Open eclrbohnhoff opened 1 year ago
Could you please share the error message? Also, how does the worker thread exit, is the OS reclaiming the thread or are you joining the thread yourself?
[09:06:21] C:\eclwork\Source\3rdParty\xgboost\xgboost\src\common\common.h:45: C:\eclwork\Source\3rdParty\xgboost\xgboost\src\common\host_device_vector.cu: 264: cudaErrorInitializationError: initialization error
It looks like that calling XGBoosterPredictFromDMatrix() is what is triggering this condition.
The worker thread is a normal std::thread and join() is being called by the main thread after the thread is signaled to return.

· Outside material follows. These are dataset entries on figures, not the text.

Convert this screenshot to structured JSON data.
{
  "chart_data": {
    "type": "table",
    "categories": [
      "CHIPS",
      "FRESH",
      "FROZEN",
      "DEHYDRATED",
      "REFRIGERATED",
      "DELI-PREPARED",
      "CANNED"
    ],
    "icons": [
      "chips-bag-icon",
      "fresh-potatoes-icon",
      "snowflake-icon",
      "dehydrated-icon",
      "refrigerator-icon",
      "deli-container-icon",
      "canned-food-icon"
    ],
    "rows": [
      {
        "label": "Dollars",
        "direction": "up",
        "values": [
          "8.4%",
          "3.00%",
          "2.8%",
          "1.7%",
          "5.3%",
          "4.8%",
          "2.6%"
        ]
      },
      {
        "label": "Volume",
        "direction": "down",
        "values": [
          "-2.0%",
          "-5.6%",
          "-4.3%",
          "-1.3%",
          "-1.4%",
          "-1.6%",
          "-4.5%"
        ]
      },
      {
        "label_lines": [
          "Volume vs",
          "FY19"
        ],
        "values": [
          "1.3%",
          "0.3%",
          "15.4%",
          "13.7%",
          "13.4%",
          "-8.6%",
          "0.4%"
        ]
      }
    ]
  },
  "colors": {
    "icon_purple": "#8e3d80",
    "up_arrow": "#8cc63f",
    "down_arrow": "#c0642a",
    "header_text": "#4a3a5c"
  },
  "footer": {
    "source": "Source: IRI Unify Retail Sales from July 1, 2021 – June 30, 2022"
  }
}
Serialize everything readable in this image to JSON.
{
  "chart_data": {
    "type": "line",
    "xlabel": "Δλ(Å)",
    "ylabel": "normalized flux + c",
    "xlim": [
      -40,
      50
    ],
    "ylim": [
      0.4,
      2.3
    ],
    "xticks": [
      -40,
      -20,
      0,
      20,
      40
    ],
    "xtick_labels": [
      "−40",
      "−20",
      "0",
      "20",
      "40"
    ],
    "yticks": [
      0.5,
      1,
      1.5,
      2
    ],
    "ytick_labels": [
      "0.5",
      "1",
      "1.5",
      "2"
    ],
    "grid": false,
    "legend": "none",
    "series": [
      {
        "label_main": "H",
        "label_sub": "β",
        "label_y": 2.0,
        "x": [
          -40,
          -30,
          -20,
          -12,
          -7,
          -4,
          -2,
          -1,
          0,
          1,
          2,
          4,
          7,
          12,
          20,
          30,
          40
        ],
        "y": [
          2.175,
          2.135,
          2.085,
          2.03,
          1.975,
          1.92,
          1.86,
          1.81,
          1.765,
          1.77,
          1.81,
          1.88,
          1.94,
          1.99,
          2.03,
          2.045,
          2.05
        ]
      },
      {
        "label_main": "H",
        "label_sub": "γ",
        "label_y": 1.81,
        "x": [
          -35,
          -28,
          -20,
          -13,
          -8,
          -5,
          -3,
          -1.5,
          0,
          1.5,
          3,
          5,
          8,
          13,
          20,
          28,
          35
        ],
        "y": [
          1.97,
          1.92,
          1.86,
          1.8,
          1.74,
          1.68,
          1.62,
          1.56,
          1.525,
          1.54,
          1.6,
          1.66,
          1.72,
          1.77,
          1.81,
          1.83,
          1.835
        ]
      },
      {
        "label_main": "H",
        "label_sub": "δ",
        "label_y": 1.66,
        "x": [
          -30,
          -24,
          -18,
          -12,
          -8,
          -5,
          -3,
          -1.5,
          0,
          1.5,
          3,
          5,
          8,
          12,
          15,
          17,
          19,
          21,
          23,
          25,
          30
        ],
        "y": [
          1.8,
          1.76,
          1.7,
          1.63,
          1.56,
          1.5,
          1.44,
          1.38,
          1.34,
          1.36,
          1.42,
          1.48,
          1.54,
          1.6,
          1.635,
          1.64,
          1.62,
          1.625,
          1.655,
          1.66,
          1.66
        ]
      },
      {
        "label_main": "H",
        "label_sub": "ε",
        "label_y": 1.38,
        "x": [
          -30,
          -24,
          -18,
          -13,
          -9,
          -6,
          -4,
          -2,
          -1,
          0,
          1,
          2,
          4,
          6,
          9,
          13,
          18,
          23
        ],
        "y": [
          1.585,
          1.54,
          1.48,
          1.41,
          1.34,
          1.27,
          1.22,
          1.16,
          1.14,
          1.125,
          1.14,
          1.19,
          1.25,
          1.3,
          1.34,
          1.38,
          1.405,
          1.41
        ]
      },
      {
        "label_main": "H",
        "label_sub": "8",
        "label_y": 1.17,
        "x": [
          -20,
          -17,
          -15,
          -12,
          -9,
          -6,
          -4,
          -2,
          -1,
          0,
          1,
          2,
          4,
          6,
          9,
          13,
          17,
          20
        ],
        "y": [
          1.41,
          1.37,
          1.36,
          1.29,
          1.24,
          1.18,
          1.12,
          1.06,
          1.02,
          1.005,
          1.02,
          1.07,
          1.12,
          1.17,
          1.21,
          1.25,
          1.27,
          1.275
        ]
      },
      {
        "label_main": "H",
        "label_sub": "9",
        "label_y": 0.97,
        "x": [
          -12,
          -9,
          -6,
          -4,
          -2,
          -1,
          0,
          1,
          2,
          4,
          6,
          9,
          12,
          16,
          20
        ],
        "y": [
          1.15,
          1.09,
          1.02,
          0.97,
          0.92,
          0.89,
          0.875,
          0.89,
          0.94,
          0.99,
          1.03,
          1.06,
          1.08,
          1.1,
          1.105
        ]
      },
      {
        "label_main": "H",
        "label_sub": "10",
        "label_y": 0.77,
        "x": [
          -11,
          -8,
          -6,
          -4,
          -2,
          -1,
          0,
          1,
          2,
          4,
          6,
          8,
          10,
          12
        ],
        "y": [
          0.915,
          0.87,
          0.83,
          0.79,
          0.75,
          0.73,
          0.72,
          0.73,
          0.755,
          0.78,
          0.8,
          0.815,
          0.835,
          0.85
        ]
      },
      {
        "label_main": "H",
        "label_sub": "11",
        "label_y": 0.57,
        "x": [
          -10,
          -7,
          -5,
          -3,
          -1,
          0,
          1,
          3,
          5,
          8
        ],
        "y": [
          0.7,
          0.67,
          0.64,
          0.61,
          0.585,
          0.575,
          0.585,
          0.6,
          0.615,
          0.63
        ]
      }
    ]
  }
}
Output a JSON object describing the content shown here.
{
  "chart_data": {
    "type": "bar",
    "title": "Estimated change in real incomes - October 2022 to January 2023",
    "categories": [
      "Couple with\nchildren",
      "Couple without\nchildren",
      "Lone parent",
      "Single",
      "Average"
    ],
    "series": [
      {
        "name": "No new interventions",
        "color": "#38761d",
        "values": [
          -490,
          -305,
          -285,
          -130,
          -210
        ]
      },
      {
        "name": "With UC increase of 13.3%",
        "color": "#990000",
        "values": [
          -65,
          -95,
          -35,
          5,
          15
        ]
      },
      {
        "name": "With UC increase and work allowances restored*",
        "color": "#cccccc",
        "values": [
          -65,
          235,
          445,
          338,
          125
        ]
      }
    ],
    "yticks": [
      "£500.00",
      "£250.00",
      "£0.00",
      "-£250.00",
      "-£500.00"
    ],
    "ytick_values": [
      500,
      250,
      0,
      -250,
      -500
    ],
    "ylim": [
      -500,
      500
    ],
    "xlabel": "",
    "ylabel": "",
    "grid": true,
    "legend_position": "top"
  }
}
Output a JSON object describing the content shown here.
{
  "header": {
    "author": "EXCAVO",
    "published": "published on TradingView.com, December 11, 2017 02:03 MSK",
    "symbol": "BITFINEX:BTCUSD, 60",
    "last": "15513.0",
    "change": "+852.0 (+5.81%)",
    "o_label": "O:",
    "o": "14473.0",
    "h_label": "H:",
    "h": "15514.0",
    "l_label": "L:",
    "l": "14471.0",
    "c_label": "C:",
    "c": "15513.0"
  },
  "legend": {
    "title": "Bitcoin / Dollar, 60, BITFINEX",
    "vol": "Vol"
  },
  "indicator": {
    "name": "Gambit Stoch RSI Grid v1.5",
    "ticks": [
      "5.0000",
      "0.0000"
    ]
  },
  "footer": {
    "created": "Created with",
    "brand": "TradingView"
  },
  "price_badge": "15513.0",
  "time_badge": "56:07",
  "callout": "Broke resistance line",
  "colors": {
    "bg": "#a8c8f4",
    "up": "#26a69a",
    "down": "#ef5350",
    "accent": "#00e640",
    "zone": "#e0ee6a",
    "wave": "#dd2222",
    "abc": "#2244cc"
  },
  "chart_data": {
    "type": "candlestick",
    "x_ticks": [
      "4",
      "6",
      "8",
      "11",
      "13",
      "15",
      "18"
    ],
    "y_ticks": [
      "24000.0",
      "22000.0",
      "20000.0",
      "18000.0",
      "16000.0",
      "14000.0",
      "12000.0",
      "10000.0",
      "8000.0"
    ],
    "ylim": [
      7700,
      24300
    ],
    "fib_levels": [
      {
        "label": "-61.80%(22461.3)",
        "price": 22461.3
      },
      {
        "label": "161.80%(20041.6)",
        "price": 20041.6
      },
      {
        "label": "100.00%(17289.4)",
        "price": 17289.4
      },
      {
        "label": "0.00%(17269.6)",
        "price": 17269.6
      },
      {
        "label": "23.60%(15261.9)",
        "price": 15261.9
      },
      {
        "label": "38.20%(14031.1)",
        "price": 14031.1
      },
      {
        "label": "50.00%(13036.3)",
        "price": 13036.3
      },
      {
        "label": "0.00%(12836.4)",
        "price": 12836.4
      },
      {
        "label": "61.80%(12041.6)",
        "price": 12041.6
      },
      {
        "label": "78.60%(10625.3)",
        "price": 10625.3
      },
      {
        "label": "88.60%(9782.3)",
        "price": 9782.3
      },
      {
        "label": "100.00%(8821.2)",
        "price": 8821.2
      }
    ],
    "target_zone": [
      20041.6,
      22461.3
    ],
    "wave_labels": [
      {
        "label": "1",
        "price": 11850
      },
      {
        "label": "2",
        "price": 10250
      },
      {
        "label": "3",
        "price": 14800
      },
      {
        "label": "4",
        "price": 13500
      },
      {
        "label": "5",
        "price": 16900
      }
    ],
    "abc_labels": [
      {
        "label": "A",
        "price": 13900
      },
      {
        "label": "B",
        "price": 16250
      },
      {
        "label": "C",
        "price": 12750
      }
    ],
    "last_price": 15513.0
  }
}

Functions are called in this order:
XGDMatrixCreateFromCallback() //training data Xy
XGDMatrixCreateFromCallback() //test data XyTest
callbacks are using:
XGProxyDMatrixSetDataDense()
XGDMatrixSetDenseInfo() // setting "label"
The rest of the calls
XGBoosterCreate() // cache of Xy and XyTest
XGBoosterSetParam() //multiple calls
for () {
XGBoosterUpdateOneIter() // Xy
XGBoosterEvalOneIter()
}
XGDMatrixFree(Xy)
XGBoosterPredictFromDMatrix() //XyTest
XGDMatrixGetFloatInfo(XyTest, "label"...)
XGDMatrixFree(XyTest)
Thread returns and main thread takes ownership of the BoosterHandle
Unfortunately, I don't quite understand the cause of this at the moment. I don't use Windows myself. Based on the error message, my guess is that during the destruction of the thread's local memory, the cuda runtime context is destroyed by the system before XGBoost can free up its device memory.
If my guess is correct, then we will have to invent a new predict function that returns a memory handle and ask the users to manage the returned prediction buffer.
Using VS 17.5.3 and the C API with branch release_2.0.0
Creating a "worker thread" to fit a model using XGBoosterUpdateOneIter() and using the option
XGBoosterSetParam(booster, "device", "cuda");
. When worker thread exits, I get a dmlc::Error exception with this call stack:I do not get this exception when I use the cpu device version.